UNSW's Faculty of Built Environment has received a $10 million endowment from philanthropist Judith Neilson to help transform the lives of some of the world’s most vulernable people.
The Judith Neilson Chair in Architecture will take the lead in researching the design of affordable housing for the tens of millions of people displaced by natural disasters, geo-political conflicts, and economic and environmental factors.
Dean of UNSW Built Environment, Professor Alec Tzannes AM, described the endowment as an “extraordinary act of philanthropy”.
“I acknowledge Judith Neilson for her long-term vision and commitment to support the betterment of society through architecture.
“Her generous gift to UNSW represents a groundbreaking commitment of global significance for the research, teaching and public debate of architecture with the specific social purpose of improving the lives of displaced and disadvantaged people.
“UNSW Built Environment is honoured to be entrusted as the custodian of Judith’s vision to build new knowledge in architecture and to promote the education of future generations of architects,” Professor Tzannes said.

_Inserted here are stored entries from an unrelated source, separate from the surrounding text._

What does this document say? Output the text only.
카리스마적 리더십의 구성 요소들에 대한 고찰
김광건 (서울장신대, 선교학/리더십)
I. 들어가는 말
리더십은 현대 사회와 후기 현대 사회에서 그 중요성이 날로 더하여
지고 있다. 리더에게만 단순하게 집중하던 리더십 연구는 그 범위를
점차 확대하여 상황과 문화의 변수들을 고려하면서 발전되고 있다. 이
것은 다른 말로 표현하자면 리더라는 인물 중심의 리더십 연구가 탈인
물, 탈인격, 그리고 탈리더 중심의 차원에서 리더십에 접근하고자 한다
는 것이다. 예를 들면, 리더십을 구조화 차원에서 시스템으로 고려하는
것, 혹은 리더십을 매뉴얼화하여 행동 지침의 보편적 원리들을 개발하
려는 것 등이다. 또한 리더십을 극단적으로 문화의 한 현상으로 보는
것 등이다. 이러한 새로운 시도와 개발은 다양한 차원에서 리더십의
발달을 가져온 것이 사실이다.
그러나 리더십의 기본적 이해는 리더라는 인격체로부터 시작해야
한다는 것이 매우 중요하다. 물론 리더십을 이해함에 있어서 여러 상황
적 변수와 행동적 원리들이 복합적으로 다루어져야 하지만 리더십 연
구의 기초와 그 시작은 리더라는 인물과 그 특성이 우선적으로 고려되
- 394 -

Ms Neilson – founder and director of Sydney’s White Rabbit Gallery, which is home to one of the world’s most significant collections of Chinese contemporary art – said she was motivated to make a major investment in research to investigate how architecture and design could be used as a powerful force for change.
“One of the most pressing issues of our time is the growing number of displaced people around the world whose communities have been ravaged by geo-political events and natural disasters,” she said.
“We have massive populations who move to temporary housing that they end up living in for years and that in no way meets their needs. Giving people whose lives have been shattered the opportunity to live in afforable dwellings that have been thoughtfully and sustainably designed with enduring materials can help improve their quality of life.”
According to the United Nations High Commissioner for Refugees, there are now more than 51 million displaced people worldwide, with the number predicted to rise. Ms Neilson said “through architecture and design we can, in some way, help restore the safety, diginity and hope of some of the world’s most vulnerable people.”
“Architecture is often the domain of the very privileged, but it’s much more than that. We’re talking about socially transformative design and bringing about policy change.”
Ms Neilson said UNSW’s research record in the Built Environment, along with the Dean’s vision of the power of research to transform lives, made the faculty a natural fit for her endowment.
“I feel very strongly about contributing to a greater culture of philanthropy in Australia.
“There’s a big element of luck in being wealthy – I believe people have a responsibility to give back,” she said.
Professor Tzannes said the Chair will position UNSW as a centre of excellence in Australia and internationally for architecture for a social purpose.
“The level of funding gives UNSW the opportunity to recruit at the highest levels and build a critical mass of scholars and students in a way not currently seen in Australia,” he said.
An international search will commence soon for a leading reseacher to take up the inaugural appointment. Judith Neilson’s gift will also fund an annual public lecture.
UNSW Chancellor Mr David Gonski AC said: "We thank and congratulate Judith on the leadership she has shown in making this gift. Her endowment will endure and the philanthropic example it represents from someone of her standing will reap in multiples."
Media contact: Denise Knight, UNSW Media Office, 0405 207 685 | email@example.com
Biography: Judith Neilson
Judith Neilson is the founder of the White Rabbit Collection, one of the world’s most significant collections of Chinese contemporary art. She also serves as director of the White Rabbit Gallery in Chippendale, Sydney. Judith was born in Rhodesia (now Zimbabwe), and worked as a graphic designer until her marriage to funds manager Kerr Neilson, with whom she moved to Australia. Resuming her art studies in the late 1990s, she chose as her tutor the Chinese artist Wang Zhiyuan, who at the time was studying in Sydney. On a subsequent visit to China, Judith toured Beijing galleries and studios with Wang Zhiyuan and was captivated by the creative exuberance and technical skill of the art she saw. As a result, Judith decided to begin collecting Chinese contemporary art of the 21st century and to establish a gallery where she could share it with all Australians. The White Rabbit Gallery opened in August 2009.